More and more, though, it is women themselves who are making the difference on the ground and holding their own governments to account. Take Rose Mlay, for instance, a Tanzanian midwife who personally organized 4,000 organizations and individuals to lobby their government for women’s health and reproductive services. The result? For the first time ever in Tanzania, funds were set aside for C-sections and blood banks to save the lives of women in high-risk pregnancies.

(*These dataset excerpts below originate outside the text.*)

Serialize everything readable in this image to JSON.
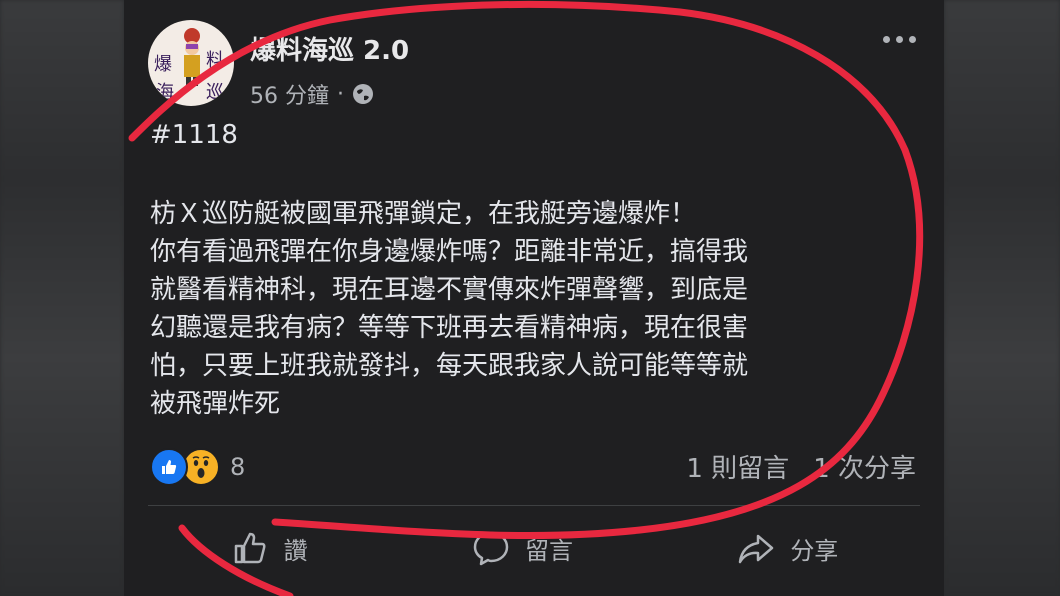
{
  "post": {
    "page_name": "爆料海巡 2.0",
    "time": "56 分鐘",
    "separator": "·",
    "hashtag": "#1118",
    "lines": [
      "枋Ｘ巡防艇被國軍飛彈鎖定，在我艇旁邊爆炸！",
      "你有看過飛彈在你身邊爆炸嗎？距離非常近，搞得我",
      "就醫看精神科，現在耳邊不實傳來炸彈聲響，到底是",
      "幻聽還是我有病？等等下班再去看精神病，現在很害",
      "怕，只要上班我就發抖，每天跟我家人說可能等等就",
      "被飛彈炸死"
    ]
  },
  "avatar_text": [
    "爆",
    "料",
    "海",
    "巡"
  ],
  "reactions": {
    "icons": [
      "like-icon",
      "wow-icon"
    ],
    "count": "8"
  },
  "stats": {
    "comments": "1 則留言",
    "shares": "1 次分享"
  },
  "actions": {
    "like": "讚",
    "comment": "留言",
    "share": "分享"
  },
  "colors": {
    "card_bg": "#1f1f21",
    "text": "#e4e6eb",
    "secondary": "#b0b3b8",
    "like_blue": "#1877f2",
    "wow_yellow": "#f7b125",
    "annotation_red": "#e8283f"
  }
}
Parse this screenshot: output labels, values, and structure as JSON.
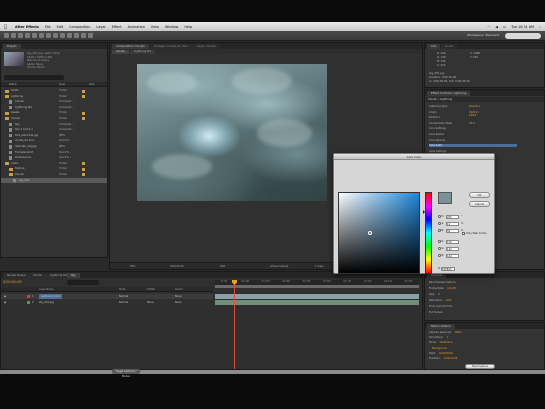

Rose was there last week at the UN to speak of this success story. Her story has a purpose and a meaning beyond the positive outcome of more care for women in high-risk pregnancies in Tanzania. The efforts of the Roses of the world remind us that at the core of the current discussion of funding services for pregnant women in under-resourced countries is their lack of legal rights and political and economic power. Addressing this discrimination must go hand-in-hand with funding support for health services to pregnant women.

Harper has shown himself willing and able to provide leadership for the global efforts to address the complex issues of maternal, newborn and child health.

He now has the golden opportunity to take the lead in the global effort to promote women’s health and reproductive rights as a key part of that effort.

Saving women’s lives in this way is a goal worthy of the prime minister’s legacy.

Maureen McTeer is a lawyer and the Canadian representative of the international White Ribbon Alliance for Safe Motherhood.